Our Readers Speak — Thursday, March 6, 2014

Groundhog predicts economy and weather

Folks, we all know Mr. Groundhog is a great weatherman and one we can depend on to give us a true picture of our weather to come. Most will agree the ol’ boy may have a wee bit of politician’s blood in his veins and that is what causes him to be so honest and trustworthy.

But few seem to realize what a great predictor of the economy he is. Allow me to explain.

The ol’ boy “Mr. Groundhog” always digs his den according to the severity of the economy. In other words, if the economy is good, he won’t dig his den very deep; but when the economy is bad, he must dig his den accordingly or perish.

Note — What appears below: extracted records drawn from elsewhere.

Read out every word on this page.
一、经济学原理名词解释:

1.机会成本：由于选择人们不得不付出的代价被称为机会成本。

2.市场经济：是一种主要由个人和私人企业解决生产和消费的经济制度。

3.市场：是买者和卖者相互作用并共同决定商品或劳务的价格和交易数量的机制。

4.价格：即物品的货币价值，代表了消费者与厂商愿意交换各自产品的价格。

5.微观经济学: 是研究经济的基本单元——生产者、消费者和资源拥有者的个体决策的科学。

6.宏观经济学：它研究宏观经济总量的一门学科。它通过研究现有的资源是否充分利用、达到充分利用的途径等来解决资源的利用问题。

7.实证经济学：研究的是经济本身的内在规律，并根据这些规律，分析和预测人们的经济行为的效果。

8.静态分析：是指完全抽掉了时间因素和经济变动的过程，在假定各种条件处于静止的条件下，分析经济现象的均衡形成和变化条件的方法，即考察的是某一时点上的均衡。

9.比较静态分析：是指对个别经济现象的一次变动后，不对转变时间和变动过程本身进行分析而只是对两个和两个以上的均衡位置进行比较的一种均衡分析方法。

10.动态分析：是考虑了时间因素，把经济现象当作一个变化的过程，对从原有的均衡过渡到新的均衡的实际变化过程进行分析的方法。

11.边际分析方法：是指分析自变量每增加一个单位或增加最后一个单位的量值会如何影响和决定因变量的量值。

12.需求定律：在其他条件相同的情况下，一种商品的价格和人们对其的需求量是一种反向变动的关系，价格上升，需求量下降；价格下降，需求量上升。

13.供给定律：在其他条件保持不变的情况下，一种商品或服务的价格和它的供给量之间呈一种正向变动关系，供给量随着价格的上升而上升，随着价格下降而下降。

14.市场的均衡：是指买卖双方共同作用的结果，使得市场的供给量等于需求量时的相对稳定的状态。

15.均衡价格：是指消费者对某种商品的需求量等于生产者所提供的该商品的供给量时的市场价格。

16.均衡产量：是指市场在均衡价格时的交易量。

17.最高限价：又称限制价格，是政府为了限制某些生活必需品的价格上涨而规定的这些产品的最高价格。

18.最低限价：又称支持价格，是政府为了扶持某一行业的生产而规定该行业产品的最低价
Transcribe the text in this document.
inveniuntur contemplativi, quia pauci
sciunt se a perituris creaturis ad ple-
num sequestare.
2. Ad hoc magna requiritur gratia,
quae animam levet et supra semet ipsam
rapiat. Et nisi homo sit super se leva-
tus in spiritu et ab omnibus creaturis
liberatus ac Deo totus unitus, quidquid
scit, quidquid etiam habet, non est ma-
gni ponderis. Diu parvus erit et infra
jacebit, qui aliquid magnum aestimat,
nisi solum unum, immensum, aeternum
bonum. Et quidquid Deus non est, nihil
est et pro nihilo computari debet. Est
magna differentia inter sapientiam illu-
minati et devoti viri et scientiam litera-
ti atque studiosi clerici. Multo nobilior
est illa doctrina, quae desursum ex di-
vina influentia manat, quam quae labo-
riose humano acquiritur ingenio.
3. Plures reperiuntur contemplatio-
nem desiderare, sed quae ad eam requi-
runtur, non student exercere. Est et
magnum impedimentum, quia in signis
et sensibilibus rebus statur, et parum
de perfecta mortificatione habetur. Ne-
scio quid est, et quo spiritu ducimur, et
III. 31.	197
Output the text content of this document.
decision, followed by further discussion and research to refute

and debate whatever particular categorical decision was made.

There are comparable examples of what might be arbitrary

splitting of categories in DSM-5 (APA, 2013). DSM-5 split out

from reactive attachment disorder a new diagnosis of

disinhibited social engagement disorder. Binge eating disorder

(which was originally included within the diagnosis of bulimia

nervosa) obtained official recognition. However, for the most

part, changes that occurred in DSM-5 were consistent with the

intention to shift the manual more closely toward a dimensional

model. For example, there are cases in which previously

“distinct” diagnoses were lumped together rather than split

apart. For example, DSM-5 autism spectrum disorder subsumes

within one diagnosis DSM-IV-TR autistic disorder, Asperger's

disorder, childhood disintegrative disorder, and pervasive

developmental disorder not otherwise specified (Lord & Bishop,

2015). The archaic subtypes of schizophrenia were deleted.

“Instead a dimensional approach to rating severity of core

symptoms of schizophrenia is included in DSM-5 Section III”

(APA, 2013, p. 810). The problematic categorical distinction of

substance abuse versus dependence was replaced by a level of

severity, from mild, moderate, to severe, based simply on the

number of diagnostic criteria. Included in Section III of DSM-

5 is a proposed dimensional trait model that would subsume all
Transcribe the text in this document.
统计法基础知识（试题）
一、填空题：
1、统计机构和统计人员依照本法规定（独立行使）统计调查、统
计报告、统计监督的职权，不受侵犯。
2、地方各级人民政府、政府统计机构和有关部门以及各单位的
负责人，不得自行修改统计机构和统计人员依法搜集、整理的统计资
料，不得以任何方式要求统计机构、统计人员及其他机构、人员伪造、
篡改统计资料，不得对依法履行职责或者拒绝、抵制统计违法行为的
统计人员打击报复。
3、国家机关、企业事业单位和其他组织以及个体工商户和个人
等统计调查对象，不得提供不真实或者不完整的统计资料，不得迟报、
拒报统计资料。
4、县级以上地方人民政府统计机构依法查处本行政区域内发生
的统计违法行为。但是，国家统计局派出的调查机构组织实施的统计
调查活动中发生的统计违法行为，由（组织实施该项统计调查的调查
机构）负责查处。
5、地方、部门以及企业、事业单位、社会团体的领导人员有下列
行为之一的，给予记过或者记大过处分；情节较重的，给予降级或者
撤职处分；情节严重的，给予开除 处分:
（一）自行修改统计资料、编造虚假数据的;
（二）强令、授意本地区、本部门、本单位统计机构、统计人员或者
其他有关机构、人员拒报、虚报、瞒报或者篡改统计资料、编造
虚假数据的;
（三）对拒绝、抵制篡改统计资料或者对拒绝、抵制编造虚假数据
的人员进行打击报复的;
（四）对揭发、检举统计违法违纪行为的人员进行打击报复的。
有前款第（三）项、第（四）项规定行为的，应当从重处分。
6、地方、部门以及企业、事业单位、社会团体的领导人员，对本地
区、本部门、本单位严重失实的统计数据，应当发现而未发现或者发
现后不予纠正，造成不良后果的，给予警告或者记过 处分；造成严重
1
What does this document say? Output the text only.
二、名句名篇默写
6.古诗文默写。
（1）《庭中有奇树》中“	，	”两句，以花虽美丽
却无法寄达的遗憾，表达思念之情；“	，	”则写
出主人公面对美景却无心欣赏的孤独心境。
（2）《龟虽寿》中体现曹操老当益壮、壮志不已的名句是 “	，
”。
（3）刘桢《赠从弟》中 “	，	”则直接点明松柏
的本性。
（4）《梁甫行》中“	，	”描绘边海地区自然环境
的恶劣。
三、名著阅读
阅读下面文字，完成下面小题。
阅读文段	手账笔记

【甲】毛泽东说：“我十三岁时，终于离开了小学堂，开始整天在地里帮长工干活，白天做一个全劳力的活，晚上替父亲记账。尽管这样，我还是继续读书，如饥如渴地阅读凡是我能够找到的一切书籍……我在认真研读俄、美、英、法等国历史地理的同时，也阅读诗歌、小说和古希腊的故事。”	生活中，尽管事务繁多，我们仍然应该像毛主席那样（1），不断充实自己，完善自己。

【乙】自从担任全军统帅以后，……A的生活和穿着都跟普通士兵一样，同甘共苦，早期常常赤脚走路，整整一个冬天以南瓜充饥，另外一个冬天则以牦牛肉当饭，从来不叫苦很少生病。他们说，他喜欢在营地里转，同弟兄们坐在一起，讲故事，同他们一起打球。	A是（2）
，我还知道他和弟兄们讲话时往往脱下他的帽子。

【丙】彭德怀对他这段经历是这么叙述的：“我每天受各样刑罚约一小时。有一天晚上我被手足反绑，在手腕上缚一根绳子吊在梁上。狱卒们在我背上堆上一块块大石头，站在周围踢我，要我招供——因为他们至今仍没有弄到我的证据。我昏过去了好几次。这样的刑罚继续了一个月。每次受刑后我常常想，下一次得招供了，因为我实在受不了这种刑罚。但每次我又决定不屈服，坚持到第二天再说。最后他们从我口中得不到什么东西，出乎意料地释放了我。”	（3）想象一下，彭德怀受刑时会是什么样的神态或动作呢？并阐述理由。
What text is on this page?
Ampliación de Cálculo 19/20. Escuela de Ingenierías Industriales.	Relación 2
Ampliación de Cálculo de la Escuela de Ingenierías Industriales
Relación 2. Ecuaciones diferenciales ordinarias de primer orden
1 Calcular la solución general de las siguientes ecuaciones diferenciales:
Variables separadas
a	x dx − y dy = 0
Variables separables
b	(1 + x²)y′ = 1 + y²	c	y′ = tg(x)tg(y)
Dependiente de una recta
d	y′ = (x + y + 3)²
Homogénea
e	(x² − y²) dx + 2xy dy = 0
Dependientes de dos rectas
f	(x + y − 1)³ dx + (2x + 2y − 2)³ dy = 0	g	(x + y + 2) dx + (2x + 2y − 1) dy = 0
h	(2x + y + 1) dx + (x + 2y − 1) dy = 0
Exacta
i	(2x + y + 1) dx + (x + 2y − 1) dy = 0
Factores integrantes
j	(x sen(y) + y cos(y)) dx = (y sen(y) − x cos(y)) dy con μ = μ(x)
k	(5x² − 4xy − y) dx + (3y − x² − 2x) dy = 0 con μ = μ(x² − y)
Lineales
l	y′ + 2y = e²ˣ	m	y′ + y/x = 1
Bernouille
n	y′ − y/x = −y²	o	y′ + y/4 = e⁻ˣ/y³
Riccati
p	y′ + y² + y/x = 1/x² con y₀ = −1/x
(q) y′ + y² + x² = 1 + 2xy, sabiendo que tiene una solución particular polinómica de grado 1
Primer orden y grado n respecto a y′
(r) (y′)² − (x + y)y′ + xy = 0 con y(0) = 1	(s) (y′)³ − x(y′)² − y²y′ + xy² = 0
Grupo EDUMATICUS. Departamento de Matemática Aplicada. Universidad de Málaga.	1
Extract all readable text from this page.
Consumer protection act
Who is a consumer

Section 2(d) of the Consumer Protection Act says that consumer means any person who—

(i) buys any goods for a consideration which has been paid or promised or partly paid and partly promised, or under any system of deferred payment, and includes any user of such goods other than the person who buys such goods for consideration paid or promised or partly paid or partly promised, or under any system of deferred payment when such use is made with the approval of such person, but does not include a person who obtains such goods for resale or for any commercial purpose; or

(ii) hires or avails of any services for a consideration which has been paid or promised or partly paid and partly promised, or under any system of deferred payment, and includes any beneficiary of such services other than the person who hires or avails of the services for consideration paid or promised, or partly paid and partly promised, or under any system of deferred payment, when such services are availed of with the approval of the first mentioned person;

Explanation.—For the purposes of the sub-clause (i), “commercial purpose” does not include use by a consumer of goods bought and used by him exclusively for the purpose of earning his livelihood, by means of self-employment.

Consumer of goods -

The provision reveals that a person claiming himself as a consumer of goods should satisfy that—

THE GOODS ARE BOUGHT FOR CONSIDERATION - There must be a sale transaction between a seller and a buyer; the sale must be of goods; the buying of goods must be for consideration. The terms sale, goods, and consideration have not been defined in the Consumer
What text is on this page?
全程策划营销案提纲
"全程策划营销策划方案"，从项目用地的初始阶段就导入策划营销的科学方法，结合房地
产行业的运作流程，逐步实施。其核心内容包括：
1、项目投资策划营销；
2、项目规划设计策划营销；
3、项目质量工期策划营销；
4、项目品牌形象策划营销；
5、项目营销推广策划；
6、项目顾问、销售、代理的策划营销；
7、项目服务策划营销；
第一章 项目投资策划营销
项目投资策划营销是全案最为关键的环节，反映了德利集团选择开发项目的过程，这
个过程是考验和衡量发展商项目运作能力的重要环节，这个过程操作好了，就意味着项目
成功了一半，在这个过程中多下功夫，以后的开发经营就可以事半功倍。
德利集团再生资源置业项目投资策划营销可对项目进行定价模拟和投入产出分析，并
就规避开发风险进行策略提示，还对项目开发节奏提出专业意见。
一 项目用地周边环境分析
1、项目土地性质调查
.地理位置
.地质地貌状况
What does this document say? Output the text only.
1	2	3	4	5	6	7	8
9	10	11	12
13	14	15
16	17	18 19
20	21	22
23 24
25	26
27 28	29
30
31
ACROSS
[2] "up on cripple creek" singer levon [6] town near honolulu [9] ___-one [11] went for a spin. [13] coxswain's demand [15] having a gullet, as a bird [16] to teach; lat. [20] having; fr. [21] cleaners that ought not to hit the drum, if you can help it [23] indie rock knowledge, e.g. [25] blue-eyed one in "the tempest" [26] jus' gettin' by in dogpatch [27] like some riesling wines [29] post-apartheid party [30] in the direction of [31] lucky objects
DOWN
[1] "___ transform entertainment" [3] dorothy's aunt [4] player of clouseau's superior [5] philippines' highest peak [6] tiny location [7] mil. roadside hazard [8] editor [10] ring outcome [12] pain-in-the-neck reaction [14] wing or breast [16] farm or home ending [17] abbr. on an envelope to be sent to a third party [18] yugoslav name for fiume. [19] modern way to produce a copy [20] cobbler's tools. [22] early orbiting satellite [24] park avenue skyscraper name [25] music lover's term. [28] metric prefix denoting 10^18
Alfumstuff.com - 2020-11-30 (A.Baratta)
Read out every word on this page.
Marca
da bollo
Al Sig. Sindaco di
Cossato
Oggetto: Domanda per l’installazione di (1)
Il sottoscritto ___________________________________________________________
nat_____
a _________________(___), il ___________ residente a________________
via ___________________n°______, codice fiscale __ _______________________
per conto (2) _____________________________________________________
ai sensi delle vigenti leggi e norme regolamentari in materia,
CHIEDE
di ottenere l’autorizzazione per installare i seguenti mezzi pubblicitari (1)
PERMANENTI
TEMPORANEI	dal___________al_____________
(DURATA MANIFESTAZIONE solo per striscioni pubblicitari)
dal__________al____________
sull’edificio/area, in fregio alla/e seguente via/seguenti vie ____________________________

I was born and raised on a small farm and would often tag along with the older ones, on the annual groundhog digs they took in the fall.

We took a mattock, shovel, measuring stick, pencil, paper and a “groundhog chart,” and began digging those groundhogs out of their dens.

Each time we dug one out — it really upsets one when you do this — we would measure how far into the ground he had dug his den, then make note on the paper we had. After digging out and measuring three or four dens, we would average the depths and refer to the groundhog chart to determine how good or bad the economy of the following year would be. Believe me, he’s as good at predicting the economy as he is at predicting the weather!

Surely, he knows the hungrier a man is, the deeper he’s willing to dig to get him and have him as a food source and, therefore if he wants to live, the depth of his den must depend on the economy.

He must dig his den 1 foot deeper than a hungry fellow is willing to dig to get him and that motivates him to be the great economist that he is.

If he digs his den 3 feet deep, the economy will stay the same; 5 feet, things will be a little worse; but if he goes straight down 8 or 10 feet, and under a rock about one-half the size of Mt. Rushmore, you had better hurry home, lock the hen house door and secure all the farm animals, because like the ol’ boy said, “things are fixin’ to get bad.” However, if you find him at his den, lying in the sun, wearing his shades and snoozing, things are going to be just fine.